Owing to the principal Punjab leaders being in jail,
their place, I found, had been properly taken up by
Pandit Malaviyaji, Pandit Motilalji and the late Swami
Sharddhanandji. Malaviyaji and Shraddhanandji I had known
intimately before, but this was the first occasion on
which I came in close personal contact with Motilalji.
All these leaders, as also such local leaders as had
escaped the privilege of going to jail, at once made me
feel perfectly at home amongst them, so that I never felt
like a stranger in their midst.
How we unanimously decided not to lead evidence before
the Hunter Committee is now a matter of history. The
reasons for that decision were published at that time,
and need not be recapitulated here. Suffice it to say
that, looking back upon these events from this distance
of time, I still feel that our decision to boycott the
Committee was absolutely correct and proper.
As a logical consequence of the boycott of the Hunter
Committee, it was decided to appoint a non-official
Inquiry Committee, to hold almost a parallel inquiry on
behalf of the Congress. Pandit Motilal Nehru, the late
Deshbandhu C. R. Das, Sjt. Abbas Tyabji, Sjt. M.R.Jayakar
and myself were appointed to this Committee, virtually by
Pandit Malaviyaji. We distributed ourselves over various
places for purposes of inquiry. The responsibility for
organizing the work of the Committee devolved on me, and
as the privilege of conducting the inquiry in the largest
number of places fell to my lot, I got a rare opportunity
of observing at close quarters the people of the Punjab
and the Punjab villages.
In the course of my inquiry I made acquaintance with
the women of the Punjab also. It was as if we had known
one another for ages. Wherever I went they came flocking,
and laid before me their heaps of yarn. My work in
connection with the inquiry brought home to me the fact
that the Punjab could become a great field for Khadi
As I proceeded further and further with my inquiry
into the atrocities that had been committed on the
people, I came across tales of Government's tyranny and
the arbitrary despotism of its officers such as I was
hardly prepared for, and they filled me with deep pain.

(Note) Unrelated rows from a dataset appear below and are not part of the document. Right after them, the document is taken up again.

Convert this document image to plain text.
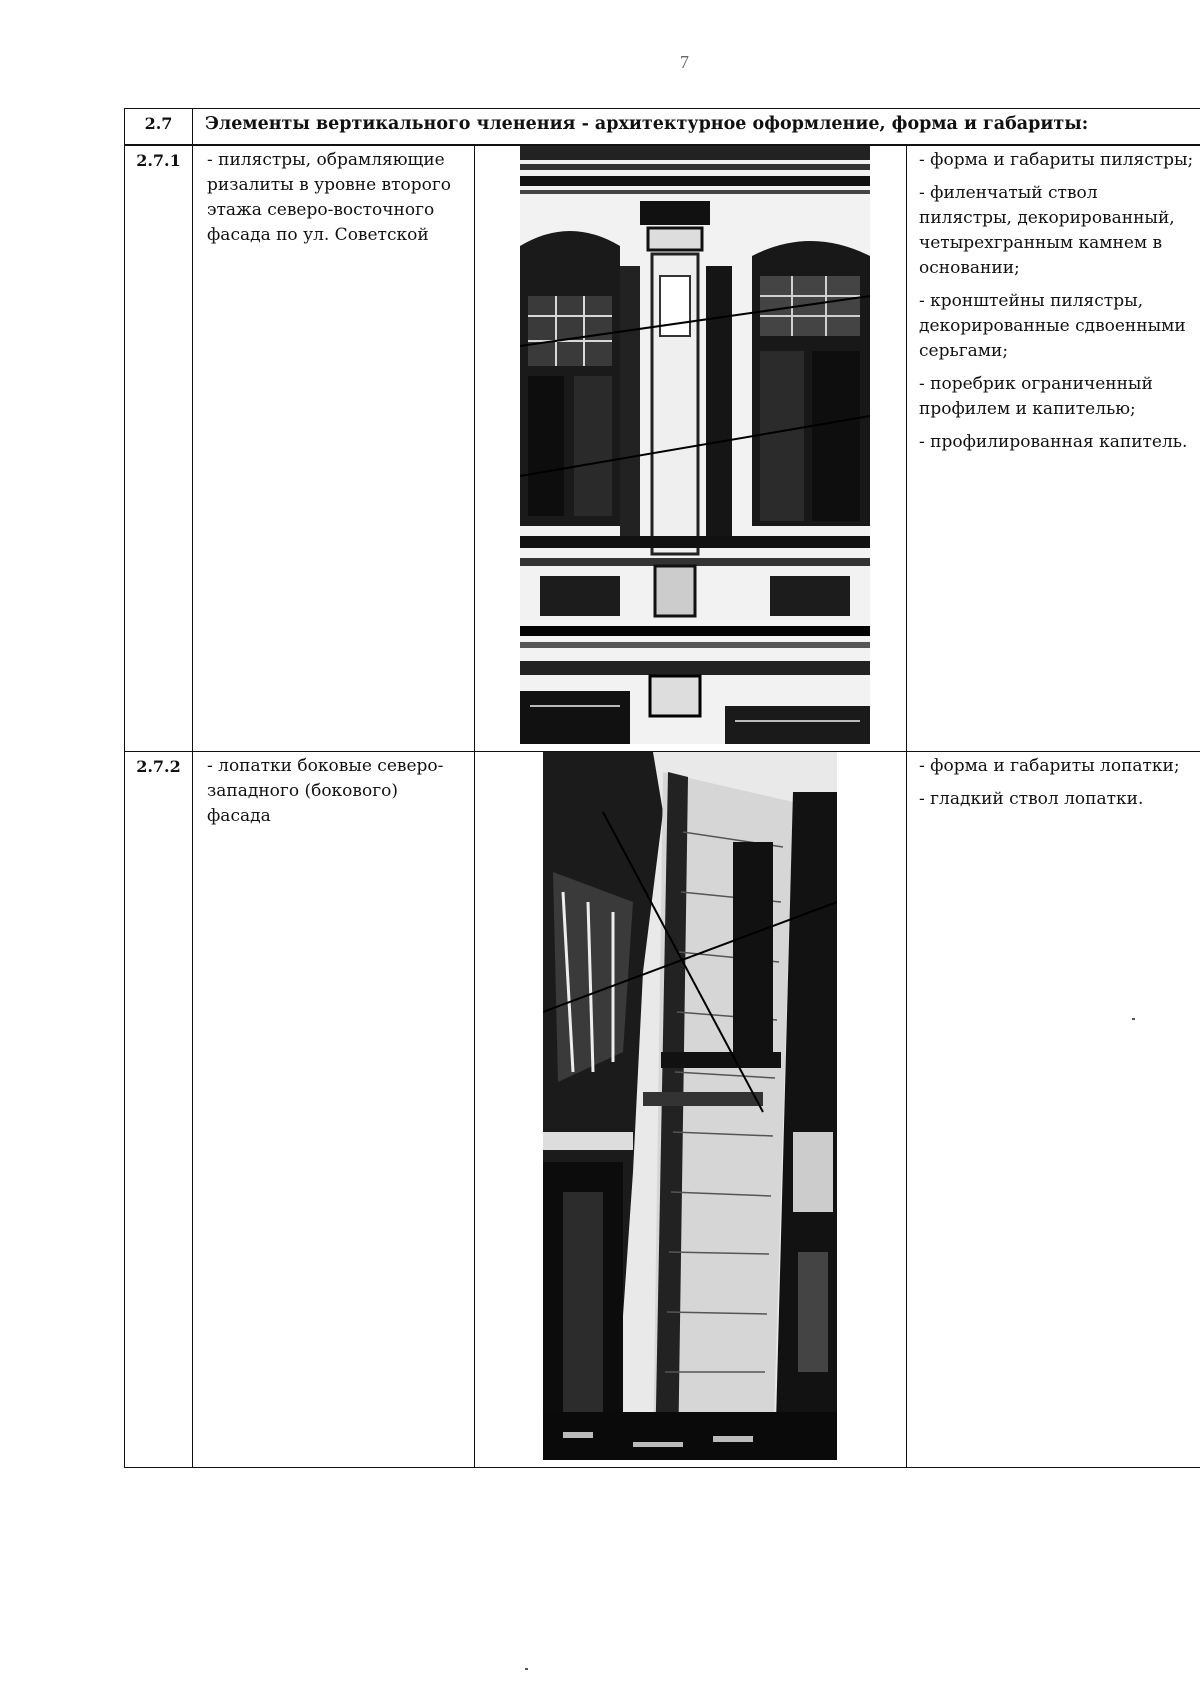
7
2.7	Элементы вертикального членения - архитектурное оформление, форма и габариты:		
2.7.1	- пилястры, обрамляющие ризалиты в уровне второго этажа северо-восточного фасада по ул. Советской		- форма и габариты пилястры;

- филенчатый ствол пилястры, декорированный, четырехгранным камнем в основании;

- кронштейны пилястры, декорированные сдвоенными серьгами;

- поребрик ограниченный профилем и капителью;

- профилированная капитель.

2.7.2	- лопатки боковые северо-западного (бокового) фасада		- форма и габариты лопатки;

- гладкий ствол лопатки.
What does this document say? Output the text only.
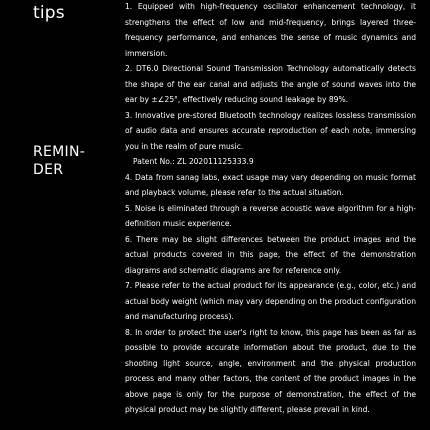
tips
REMIN-
DER

1. Equipped with high-frequency oscillator enhancement technology, it strengthens the effect of low and mid-frequency, brings layered three-frequency performance, and enhances the sense of music dynamics and immersion.

2. DT6.0 Directional Sound Transmission Technology automatically detects the shape of the ear canal and adjusts the angle of sound waves into the ear by ±∠25°, effectively reducing sound leakage by 89%.

3. Innovative pre-stored Bluetooth technology realizes lossless transmission of audio data and ensures accurate reproduction of each note, immersing you in the realm of pure music.

Patent No.: ZL 202011125333.9

4. Data from sanag labs, exact usage may vary depending on music format and playback volume, please refer to the actual situation.

5. Noise is eliminated through a reverse acoustic wave algorithm for a high-definition music experience.

6. There may be slight differences between the product images and the actual products covered in this page, the effect of the demonstration diagrams and schematic diagrams are for reference only.

7. Please refer to the actual product for its appearance (e.g., color, etc.) and actual body weight (which may vary depending on the product configuration and manufacturing process).

8. In order to protect the user's right to know, this page has been as far as possible to provide accurate information about the product, due to the shooting light source, angle, environment and the physical production process and many other factors, the content of the product images in the above page is only for the purpose of demonstration, the effect of the physical product may be slightly different, please prevail in kind.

What surprised me then, and what still continues to fill
me with surprise, was the fact that a province that had
furnished the largest number of soldiers to the British
Government during the war, should have taken all these
brutal excesses lying down.
The task of drafting the report of this Committee was
also entrusted to me. I would recommend a perusal of this
report to any one who wants to have an idea of the kind
of atrocities that were perpetrated on the Punjab people.
All that I wish to say here about it is that there is not
a single conscious exaggeration in it anywhere, and every
statement made in it is substantiated by evidence.
Moreover, the evidence published was only a fraction of
what was in the Committee's possession. Not a single
statement, regarding the validity of which there was the
report. This report, prepared as it was solely with a
view to bringing out the truth and nothing but the truth,
will enable the reader to see to what lengths the British
Government is capable of going, and what inhumanities and
barbarities it is capable of perpetrating in order to
maintain its power. So far as I am aware, not a single
statement made in this report has ever been disproved.